Agama Islam adalah agama TAUHID ~ agama yang menyembah SATU Tuhan. Bukan agama SYIRIK yang menyembah BANYAK Tuhan. Jadi keislaman seseorang itu BERIMPIT dengan tauhid-tidaknya dia dalam menyembah Allah. Orang-orang yang menjadikan Allah sebagai TUJUAN satu-satunya seluruh aktivitas hidupnya, itulah yang disebut sebagai orang yang sudah ISLAM. Karena sudah bertauhid. Sedangkan, yang menjadikan hal-hal lain sebagai tujuan hidupnya, mereka belum bisa disebut ‘Islam’.

Ada orang yang baru Islam NAMA-nya. Ada yang baru Islam keturunannya. Ada yang baru Islam KTP-nya. Ada yang baru aksesori-aksesori yang menempel di badannya. Atau baru Islam pendidikannya. Islam ’materi hafalannya’. Pun, ’kalimat-kalimat’ yang diucapkannya. Tetapi, dia belum BERSERAH DIRI kepada Allah ~ menjadikan Allah sebagai TUJUAN satu-satunya hidupnya. Maka, ia SEJATINYA belum muslim.

Makna MUSLIM adalah: Orang yang berserah diri kepada Allah saja ...
Apanya yang diserahkan kepada Allah? Ya, segala-galanya.

Maka, perhatikanlah beberapa perbedaan di bawah ini yang mengambarkan cara beragamanya orang yang bertauhid kepada Allah, dengan yang syirik.

1). Orang yang bertauhid adalah orang yang MENIATKAN seluruh aktifitas ibadahnya hanya untuk Allah.
Sedangkan orang yang syirik, meniatkan aktifitas ibadahnya untuk selain Allah, termasuk untuk DIRI SENDIRI.

2). Orang yang bertauhid, menjadikan Allah sebagai TUHAN dalam hidupnya. Dia menyembah, memuja dan memuji, mengagungkan Allah, mengagumi-Nya, mendekatkan diri dan merasa bahagia karenanya. Ia menjadikan Allah sebagai SUBYEK dalam proses beragamanya.
Sedangkan orang yang syirik, menjadikan Allah sebagai OBYEK dalam hidupnya. Allah tidak dijadikan sebagai SESUATU yang menguasai segala-gala yang ada pada dirinya dan alam semesta, melainkan Allah DIPERALAT untuk menyenangkan dirinya.

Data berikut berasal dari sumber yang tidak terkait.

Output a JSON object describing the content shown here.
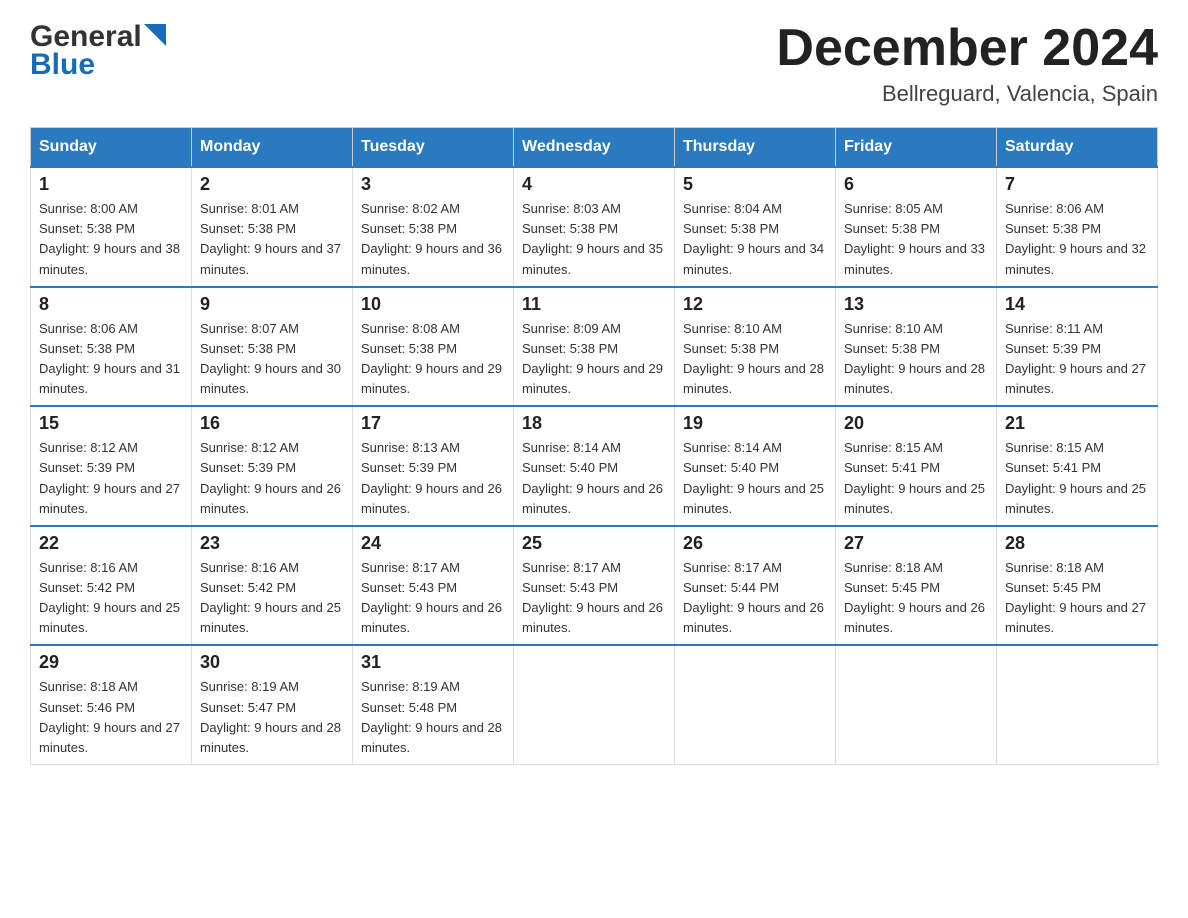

Bahkan, tak jarang Allah diajak berdagang, diperintah dan disuruh-suruh untuk memenuhi segala keinginannya. Orang yang begini pada dasarnya tidak bertuhan kepada Allah, melainkan bertuhan kepada DIRINYA sendiri. Sedangkan Allah hanya dijadikannya sebagai PELENGKAP PENDERITA. Pemuas segala keinginannya.

3). Orang-orang yang bertauhid, mengorientasikan pembelajaran dalam hidupnya untuk lebih MENGENAL Allah, dan kemudian terus berusaha MENDEKATKAN DIRI.
Sedangkan yang syirik, terus mencari dan berusaha mendapatkan FASILITAS-FASILITAS yang disediakan oleh Allah untuk kesenangannya. Dia lebih INGAT fasilitas daripada ingat Allah.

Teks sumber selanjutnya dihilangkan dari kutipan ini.